West Australian wins CAMS Australian Rally Championship
West Australian co-driver Ben Searcy has won his maiden CAMS Australian Rally Championship (ARC) in a drama-filled season finale in Coffs Harbour, NSW.
Searcy, 41, and Victorian driver Eli Evans finished the ARC’s final round, the FIA World Rally Championship Kennards Hire Rally Australia, in fifth place, scoring enough points to clinch the Championship title.
Searcy, who started co-driving for a Japanese team in 2002 when Rally Australia was held in Perth, was clearly elated.
“It’s awesome to finally get one under my belt, it’s been a lot of years in the making, to win a national title is just awesome,” said Searcy from East Vic Park.
Despite sustaining serious radiator damage to their Skoda Fabia R5 on the first leg, the overnight repairs held firm to see the duo complete the rally while their closest rivals fell victim to the event’s tough conditions.
Searcy said that he had never seen the stages so slippery.
“To not finish the first day and then come back to still be able to win the championship is a testament to both the Skoda and Eli’s drive,” Searcy said.
“Eli has driven really well all year. We’ve battled adversity, especially through the last couple of rounds, but we’ve fought back hard. Even this weekend was a challenge.
“The Skoda is a tremendous car prepared by Race Torque Engineering in my home town Perth, credit to them for building an outstanding car.”
Driver Eli Evans was full of praise for his co-driver Searcy.
“Ben’s a good co-driver. e’s like an ice-man, nothing phases him and his timing on the notes is spot on. For him to be able to deliver them at speed all the time gives me the confidence to drive fast.

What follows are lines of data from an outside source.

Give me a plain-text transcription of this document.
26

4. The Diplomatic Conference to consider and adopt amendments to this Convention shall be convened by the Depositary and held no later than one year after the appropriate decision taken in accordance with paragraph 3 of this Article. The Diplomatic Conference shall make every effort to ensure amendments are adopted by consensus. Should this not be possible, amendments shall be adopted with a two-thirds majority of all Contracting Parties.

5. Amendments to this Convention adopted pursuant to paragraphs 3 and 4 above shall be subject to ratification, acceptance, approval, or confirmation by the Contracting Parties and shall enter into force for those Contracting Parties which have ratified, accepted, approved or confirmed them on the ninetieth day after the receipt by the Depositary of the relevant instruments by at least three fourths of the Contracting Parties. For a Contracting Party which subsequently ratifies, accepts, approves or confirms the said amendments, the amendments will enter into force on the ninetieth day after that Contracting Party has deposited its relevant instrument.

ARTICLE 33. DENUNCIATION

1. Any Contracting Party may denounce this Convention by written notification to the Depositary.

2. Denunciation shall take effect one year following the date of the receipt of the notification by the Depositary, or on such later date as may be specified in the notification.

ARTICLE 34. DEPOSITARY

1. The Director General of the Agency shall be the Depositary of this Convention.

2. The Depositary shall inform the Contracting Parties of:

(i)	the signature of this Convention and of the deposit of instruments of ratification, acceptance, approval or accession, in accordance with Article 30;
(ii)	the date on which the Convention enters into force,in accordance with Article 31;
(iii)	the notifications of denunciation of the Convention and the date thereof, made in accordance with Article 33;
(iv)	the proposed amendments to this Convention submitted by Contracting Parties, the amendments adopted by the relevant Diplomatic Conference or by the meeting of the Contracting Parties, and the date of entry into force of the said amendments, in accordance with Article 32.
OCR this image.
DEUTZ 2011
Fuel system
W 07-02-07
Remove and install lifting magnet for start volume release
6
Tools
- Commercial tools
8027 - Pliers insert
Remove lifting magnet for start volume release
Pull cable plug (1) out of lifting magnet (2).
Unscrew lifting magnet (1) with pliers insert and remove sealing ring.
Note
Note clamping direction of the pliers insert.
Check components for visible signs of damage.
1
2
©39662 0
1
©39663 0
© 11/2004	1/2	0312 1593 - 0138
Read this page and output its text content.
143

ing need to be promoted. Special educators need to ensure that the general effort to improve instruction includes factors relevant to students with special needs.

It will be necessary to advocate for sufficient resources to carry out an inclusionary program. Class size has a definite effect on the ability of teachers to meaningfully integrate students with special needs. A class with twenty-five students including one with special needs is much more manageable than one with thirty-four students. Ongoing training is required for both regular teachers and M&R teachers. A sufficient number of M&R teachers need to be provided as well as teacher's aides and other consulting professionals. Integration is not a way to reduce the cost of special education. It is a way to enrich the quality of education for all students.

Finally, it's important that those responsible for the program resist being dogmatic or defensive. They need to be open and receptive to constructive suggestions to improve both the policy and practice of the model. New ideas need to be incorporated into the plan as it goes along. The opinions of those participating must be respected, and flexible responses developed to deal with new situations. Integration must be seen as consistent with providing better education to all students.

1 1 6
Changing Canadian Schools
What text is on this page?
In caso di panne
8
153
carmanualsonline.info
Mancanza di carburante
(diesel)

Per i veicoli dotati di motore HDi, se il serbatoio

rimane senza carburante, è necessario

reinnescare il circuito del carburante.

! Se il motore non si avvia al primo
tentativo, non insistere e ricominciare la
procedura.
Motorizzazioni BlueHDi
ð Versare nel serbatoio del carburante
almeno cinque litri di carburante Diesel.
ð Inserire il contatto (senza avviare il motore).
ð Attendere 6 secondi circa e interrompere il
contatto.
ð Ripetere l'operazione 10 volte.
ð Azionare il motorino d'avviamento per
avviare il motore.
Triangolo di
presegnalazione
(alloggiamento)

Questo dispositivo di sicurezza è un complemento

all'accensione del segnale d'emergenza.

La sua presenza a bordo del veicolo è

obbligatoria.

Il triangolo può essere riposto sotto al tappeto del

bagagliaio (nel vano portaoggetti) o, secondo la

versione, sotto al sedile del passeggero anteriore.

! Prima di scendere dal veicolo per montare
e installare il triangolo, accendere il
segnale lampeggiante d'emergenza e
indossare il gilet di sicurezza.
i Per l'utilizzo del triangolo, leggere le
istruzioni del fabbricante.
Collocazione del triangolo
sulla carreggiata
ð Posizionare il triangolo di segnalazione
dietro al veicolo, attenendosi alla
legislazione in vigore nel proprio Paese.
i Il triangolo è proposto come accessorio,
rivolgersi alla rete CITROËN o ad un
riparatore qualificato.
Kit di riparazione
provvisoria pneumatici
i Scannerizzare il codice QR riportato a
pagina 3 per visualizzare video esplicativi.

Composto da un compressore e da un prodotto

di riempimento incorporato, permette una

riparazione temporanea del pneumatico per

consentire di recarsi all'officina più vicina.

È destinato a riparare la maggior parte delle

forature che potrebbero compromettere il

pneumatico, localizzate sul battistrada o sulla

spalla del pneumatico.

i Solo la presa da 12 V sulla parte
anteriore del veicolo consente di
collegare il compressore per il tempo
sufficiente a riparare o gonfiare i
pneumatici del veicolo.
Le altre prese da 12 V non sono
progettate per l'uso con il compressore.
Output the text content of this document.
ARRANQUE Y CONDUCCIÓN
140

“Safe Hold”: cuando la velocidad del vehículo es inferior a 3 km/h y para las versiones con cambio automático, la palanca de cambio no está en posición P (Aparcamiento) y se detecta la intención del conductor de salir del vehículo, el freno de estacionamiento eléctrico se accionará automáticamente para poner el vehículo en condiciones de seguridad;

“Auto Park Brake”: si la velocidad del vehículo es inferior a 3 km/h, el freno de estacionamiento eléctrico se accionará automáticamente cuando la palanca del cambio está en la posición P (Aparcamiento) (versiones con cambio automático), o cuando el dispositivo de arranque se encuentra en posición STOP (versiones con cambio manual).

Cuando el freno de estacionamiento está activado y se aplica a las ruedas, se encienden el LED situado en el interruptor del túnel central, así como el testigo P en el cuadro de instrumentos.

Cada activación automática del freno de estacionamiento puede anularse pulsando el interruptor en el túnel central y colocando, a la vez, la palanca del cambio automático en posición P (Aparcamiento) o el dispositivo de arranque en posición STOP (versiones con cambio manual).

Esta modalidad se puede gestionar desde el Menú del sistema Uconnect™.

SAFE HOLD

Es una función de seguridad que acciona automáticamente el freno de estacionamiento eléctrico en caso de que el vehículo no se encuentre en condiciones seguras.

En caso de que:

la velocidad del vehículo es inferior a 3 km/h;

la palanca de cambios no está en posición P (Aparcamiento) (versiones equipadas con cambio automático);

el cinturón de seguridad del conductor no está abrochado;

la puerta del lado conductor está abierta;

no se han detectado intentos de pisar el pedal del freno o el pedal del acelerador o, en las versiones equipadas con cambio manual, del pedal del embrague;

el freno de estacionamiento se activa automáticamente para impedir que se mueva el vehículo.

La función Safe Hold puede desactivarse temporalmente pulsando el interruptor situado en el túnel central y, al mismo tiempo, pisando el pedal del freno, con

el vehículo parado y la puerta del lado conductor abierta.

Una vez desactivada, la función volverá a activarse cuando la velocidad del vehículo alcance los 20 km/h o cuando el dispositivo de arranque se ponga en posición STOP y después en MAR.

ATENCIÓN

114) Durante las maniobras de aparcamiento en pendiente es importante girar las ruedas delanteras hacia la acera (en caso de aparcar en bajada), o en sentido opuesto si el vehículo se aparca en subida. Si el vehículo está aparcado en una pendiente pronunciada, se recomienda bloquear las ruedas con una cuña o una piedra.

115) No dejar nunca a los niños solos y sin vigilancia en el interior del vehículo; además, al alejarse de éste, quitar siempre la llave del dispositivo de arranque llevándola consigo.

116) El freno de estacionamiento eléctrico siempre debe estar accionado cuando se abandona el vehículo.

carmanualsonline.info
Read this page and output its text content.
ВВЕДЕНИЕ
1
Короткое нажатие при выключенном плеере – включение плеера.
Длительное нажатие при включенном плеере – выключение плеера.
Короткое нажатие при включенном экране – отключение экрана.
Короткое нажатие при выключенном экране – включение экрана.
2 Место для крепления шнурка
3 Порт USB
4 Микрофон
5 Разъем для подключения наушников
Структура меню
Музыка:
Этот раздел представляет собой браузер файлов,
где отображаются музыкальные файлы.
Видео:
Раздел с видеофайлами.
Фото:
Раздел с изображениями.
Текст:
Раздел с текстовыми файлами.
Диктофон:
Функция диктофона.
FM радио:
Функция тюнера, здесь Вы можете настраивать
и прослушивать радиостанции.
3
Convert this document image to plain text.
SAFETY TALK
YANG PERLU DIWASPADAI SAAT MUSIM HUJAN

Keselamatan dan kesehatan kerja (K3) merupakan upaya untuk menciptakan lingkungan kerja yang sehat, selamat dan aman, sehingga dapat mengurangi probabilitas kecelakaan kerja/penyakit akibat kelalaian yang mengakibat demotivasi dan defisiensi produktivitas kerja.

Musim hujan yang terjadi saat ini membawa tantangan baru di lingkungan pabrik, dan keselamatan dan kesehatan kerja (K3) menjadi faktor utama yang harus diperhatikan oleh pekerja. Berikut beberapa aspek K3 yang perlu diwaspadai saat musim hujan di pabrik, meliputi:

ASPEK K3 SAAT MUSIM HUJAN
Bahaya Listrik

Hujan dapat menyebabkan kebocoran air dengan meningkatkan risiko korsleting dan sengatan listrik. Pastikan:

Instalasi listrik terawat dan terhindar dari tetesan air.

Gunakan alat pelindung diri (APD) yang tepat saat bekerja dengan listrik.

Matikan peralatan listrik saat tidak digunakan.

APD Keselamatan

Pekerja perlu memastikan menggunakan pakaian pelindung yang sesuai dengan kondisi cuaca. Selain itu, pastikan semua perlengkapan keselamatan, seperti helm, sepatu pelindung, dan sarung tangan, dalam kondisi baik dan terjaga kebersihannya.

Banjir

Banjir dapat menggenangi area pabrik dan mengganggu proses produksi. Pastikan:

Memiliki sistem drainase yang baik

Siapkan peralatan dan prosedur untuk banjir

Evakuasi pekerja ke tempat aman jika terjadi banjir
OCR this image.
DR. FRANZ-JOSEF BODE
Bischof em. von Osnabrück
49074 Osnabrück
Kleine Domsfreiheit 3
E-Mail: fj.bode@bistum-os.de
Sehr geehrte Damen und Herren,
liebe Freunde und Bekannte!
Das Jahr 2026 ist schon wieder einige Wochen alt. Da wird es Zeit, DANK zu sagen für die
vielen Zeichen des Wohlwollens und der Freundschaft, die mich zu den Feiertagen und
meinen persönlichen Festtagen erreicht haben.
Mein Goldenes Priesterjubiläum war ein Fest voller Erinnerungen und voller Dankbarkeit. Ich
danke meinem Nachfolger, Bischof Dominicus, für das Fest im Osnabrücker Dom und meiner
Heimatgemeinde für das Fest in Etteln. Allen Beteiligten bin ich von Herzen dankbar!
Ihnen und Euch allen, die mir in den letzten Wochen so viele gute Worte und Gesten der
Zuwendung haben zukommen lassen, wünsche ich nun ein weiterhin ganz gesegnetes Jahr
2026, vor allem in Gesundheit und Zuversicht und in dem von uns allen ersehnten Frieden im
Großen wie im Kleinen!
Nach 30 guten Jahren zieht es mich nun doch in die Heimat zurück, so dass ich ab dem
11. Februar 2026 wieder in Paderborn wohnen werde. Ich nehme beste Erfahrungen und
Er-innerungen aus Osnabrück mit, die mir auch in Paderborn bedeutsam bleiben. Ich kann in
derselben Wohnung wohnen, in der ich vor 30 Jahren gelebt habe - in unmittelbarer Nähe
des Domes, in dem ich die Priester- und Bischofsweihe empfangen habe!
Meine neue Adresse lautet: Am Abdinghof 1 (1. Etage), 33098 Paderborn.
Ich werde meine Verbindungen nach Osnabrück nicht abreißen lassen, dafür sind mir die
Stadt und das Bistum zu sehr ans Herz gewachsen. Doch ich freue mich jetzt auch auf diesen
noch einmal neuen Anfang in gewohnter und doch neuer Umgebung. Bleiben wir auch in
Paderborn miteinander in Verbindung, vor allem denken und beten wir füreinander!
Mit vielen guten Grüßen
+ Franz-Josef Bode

Her was exceptional this year.”
Outright winners of the Rally Australia ARC round were Evans / Searcy teammates, South Australians Steve Glenney and Andy Sarandis also in a Skoda Fabia R5.
Arguably Western Australian’s most acclaimed co-driver, Glenn Macneall, called notes for India’s Gaurav Gill in Team MRF Tyres in a Ford Fiesta R5, contesting the RC2 class.
Notching up his 19th Rally Australia, Macneall said it had been a great event from a performance perspective even if they didn’t quite get their desired result.
“We set some great times and we were leading the class and sitting eleventh overall after Friday. Unfortunately we had a technical issue on Leg 2, which meant we retired and then restarted Leg 3, once again setting some very quick times in some pretty challenging conditions,” 46-year-old Macneall said.
Macneall said that the plan next year was to tackle a full WRC campaign with the team.
In the WRC, Finns Jari Matti Lavala and co-driver Miika Anttila finished fastest in their Toyota Yaris to take the Manufacturer’s title, breaking a two-year winless drought in the process.
French superstar Sebastien Ogier sealed a sixth-straight FIA World Rally Championship title in a Ford Fiesta, making Ogier the greatest rally driver of all time after nine-time champion Sebastien Loeb.
The 26th edition of Rally Australia consisted of 24 stages, 318 competitive kilometres, a total distance of 1,018 kilometres and attracted over 83,000 spectators across three days. It was the final round of the 14-round World Rally Championship.